Restorative Dentistry Specialist
Restorative dentistry includes an array of techniques aimed at restoring teeth that have been damaged by decay, infection or trauma. As a top-rated dental practice in Palatine, IL, Dental Logic helps patients correct problems so they can look their best and enjoy better oral health.

Restorative Dentistry Q & A

by Nawar Alnoman, D.D.S.

What is restorative dentistry?

Restorative dentistry is the area of dentistry that’s focused on restoring teeth and gums that have been damaged by decay, disease or traumatic injuries, as well as replacing missing teeth. Many different procedures fall under the “umbrella” of restorative dentistry, including tooth-colored and metal fillings, very large fillings called inlays and onlays, crowns, bridges, dentures and dental implants, as well as gum procedures aimed at restoring gums that have receded as a result of severe gum disease. At Hicks Family Dental, all dental restorations are made using state-of-the-art materials and techniques including digital x-rays to aid in planning out treatment so results are optimized for each patient’s specific needs.

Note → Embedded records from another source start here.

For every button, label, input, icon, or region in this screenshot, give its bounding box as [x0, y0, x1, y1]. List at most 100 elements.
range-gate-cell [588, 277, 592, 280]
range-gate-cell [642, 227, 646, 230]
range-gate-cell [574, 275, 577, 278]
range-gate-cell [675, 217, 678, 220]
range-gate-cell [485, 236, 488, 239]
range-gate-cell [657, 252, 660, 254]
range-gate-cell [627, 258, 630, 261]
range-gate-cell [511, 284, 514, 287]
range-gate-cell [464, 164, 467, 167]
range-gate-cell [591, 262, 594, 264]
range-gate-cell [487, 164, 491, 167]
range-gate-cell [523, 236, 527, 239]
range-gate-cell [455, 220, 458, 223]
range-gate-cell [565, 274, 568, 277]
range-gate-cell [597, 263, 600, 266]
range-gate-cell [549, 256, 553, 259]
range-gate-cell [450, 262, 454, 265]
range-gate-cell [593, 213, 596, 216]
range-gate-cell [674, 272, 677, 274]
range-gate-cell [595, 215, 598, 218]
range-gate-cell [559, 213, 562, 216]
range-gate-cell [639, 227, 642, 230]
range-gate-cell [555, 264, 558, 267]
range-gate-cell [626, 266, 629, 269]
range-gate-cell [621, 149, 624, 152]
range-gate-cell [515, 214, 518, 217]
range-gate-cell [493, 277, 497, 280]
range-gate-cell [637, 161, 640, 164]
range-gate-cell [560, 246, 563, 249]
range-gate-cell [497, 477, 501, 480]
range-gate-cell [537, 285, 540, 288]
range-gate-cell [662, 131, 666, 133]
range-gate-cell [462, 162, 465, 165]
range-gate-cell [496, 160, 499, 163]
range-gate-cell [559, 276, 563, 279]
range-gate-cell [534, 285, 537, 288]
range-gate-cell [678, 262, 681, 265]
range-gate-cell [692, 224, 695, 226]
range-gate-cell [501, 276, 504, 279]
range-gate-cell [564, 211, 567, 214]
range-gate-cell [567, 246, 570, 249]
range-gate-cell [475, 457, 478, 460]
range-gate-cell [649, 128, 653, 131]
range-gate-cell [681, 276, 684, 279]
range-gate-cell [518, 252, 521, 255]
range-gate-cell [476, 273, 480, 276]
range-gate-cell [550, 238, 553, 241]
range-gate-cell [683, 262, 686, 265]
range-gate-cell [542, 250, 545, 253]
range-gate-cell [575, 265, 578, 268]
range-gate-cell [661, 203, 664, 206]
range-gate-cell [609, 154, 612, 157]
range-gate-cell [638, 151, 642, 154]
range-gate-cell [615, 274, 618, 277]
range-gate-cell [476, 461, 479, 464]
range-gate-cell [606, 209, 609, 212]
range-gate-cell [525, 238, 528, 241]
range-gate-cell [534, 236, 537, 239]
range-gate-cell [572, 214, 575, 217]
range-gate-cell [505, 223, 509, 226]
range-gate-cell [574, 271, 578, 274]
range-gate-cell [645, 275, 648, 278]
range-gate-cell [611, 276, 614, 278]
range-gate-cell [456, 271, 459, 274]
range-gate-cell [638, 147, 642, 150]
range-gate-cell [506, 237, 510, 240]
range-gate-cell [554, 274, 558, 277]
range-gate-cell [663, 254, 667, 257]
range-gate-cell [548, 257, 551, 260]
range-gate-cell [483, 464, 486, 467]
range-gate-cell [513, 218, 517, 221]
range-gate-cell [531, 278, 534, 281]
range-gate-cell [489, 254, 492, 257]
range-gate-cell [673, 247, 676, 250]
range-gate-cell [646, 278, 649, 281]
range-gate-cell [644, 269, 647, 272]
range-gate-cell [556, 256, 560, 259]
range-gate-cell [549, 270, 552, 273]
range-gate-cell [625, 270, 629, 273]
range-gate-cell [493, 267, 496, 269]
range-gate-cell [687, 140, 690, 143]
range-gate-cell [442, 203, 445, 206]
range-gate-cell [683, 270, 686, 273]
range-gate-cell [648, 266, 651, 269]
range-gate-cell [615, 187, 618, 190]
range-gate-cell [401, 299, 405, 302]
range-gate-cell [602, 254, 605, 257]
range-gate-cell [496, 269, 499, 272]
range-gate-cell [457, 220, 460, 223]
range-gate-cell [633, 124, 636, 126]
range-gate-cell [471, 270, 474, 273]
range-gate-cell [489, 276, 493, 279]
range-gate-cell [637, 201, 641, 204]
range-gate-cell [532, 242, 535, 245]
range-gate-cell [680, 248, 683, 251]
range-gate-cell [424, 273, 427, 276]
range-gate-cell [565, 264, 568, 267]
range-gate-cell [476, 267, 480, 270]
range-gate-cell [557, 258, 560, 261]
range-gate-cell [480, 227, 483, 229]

What are tooth-colored fillings?

Also called white fillings, tooth-colored fillings are restorations made of a durable composite resin material that can be tinted to match the surrounding tooth material. Once in place, a tooth-colored filling is pretty much invisible to anyone but another dentist. Tooth-colored fillings are applied by “flowing on” the resin to the tooth surface. The resin is designed to bond more securely with the tooth surface, helping to prevent cavities that can develop underneath and around traditional metal cavities. A special light is used to harden and cure the material so it’s very durable.

Do even minor issues like tiny cracks or small chips need to be restored right away, or can I wait until my next checkup to have them fixed?

Any damage to a tooth, no matter how small, should be evaluated and repaired immediately. Even a tiny crack or chip can make the tooth far more vulnerable to decay, which means by the time the next checkup rolls around, a much more extensive repair and restoration may be needed to correct the issue. Teeth are subjected to extreme pressures as a result of chewing, biting and grinding movements, and these motions can easily turn a small crack or chip into a major fracture unless they’re addressed right away. Plus, having restorations performed right away can save patients a significant amount of money as well as time.